I would say no, not the way you doing it according to this snippet I found on the interweb:
Of the predefined schemes listed (http, ftp, news, nntp, telnet, gopher
wais, mailto, file, prospero), only ftp: and telnet: URLs use the login
form, which allows for a password. http: uses only hostport.

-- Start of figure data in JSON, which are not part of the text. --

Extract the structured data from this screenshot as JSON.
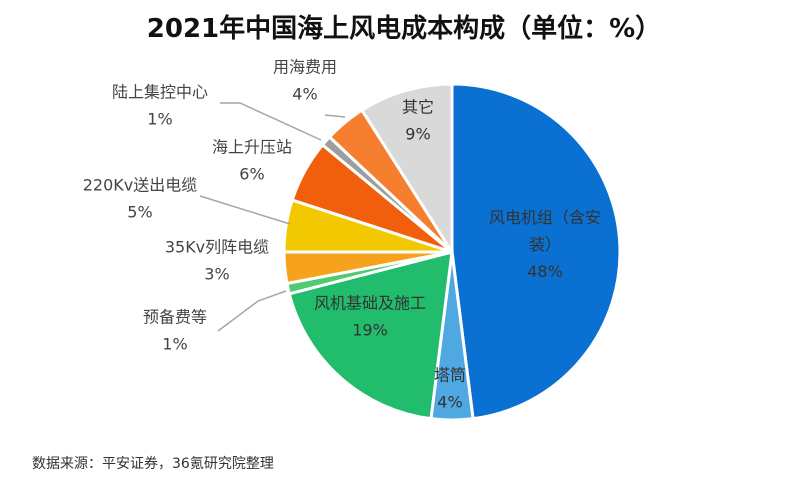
{
  "title": "2021年中国海上风电成本构成（单位：%）",
  "source": "数据来源：平安证券，36氪研究院整理",
  "chart_data": {
    "type": "pie",
    "title": "2021年中国海上风电成本构成（单位：%）",
    "unit": "%",
    "slices": [
      {
        "label": "风电机组（含安装）",
        "label_lines": [
          "风电机组（含安",
          "装）"
        ],
        "value": 48,
        "display": "48%",
        "color": "#0A70D2"
      },
      {
        "label": "塔筒",
        "label_lines": [
          "塔筒"
        ],
        "value": 4,
        "display": "4%",
        "color": "#4FA8E2"
      },
      {
        "label": "风机基础及施工",
        "label_lines": [
          "风机基础及施工"
        ],
        "value": 19,
        "display": "19%",
        "color": "#21BC6C"
      },
      {
        "label": "预备费等",
        "label_lines": [
          "预备费等"
        ],
        "value": 1,
        "display": "1%",
        "color": "#4FCB6E"
      },
      {
        "label": "35Kv列阵电缆",
        "label_lines": [
          "35Kv列阵电缆"
        ],
        "value": 3,
        "display": "3%",
        "color": "#F7A21C"
      },
      {
        "label": "220Kv送出电缆",
        "label_lines": [
          "220Kv送出电缆"
        ],
        "value": 5,
        "display": "5%",
        "color": "#F2C900"
      },
      {
        "label": "海上升压站",
        "label_lines": [
          "海上升压站"
        ],
        "value": 6,
        "display": "6%",
        "color": "#F25F0C"
      },
      {
        "label": "陆上集控中心",
        "label_lines": [
          "陆上集控中心"
        ],
        "value": 1,
        "display": "1%",
        "color": "#9E9E9E"
      },
      {
        "label": "用海费用",
        "label_lines": [
          "用海费用"
        ],
        "value": 4,
        "display": "4%",
        "color": "#F57F2E"
      },
      {
        "label": "其它",
        "label_lines": [
          "其它"
        ],
        "value": 9,
        "display": "9%",
        "color": "#D9D9D9"
      }
    ]
  }
}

So the syntax in the spec doesn't allow for what you want. See:
http://www.w3.org/hypertext/WWW/Address ... ssing.html
http://www.w3.org/hypertext/WWW/Addressing/rfc1738.txt
In the HTTP 1.0 protocol (with Basic Authentication) the user name and
password are not sent as part of the URL on the GET line, but rather in a
"Authorization:" header sent in response to a "WWW-Authenticate:" header
sent when a prior request failed.
The HTTP spec also agrees that the http: URL has the form:
http_URL = "
http:" "//" host [ ":" port ] [ abs_path ]
See:
http://www.w3.org/hypertext/WWW/Protocols/Overview.html
http://www.w3.org/hypertext/WWW/Protoco ... /spec.html
While you could write a custom client that would do a GET with a username
and password by sending the right headers with the request, trying to use
the generic URL syntax to do this is not going to work.
(There are other authorization schemes in the works besides Basic, but it
is still widely used.)
(Also note: While the spec for telnet URLs allows for a username and
password, you are unlikely to find this implemented.)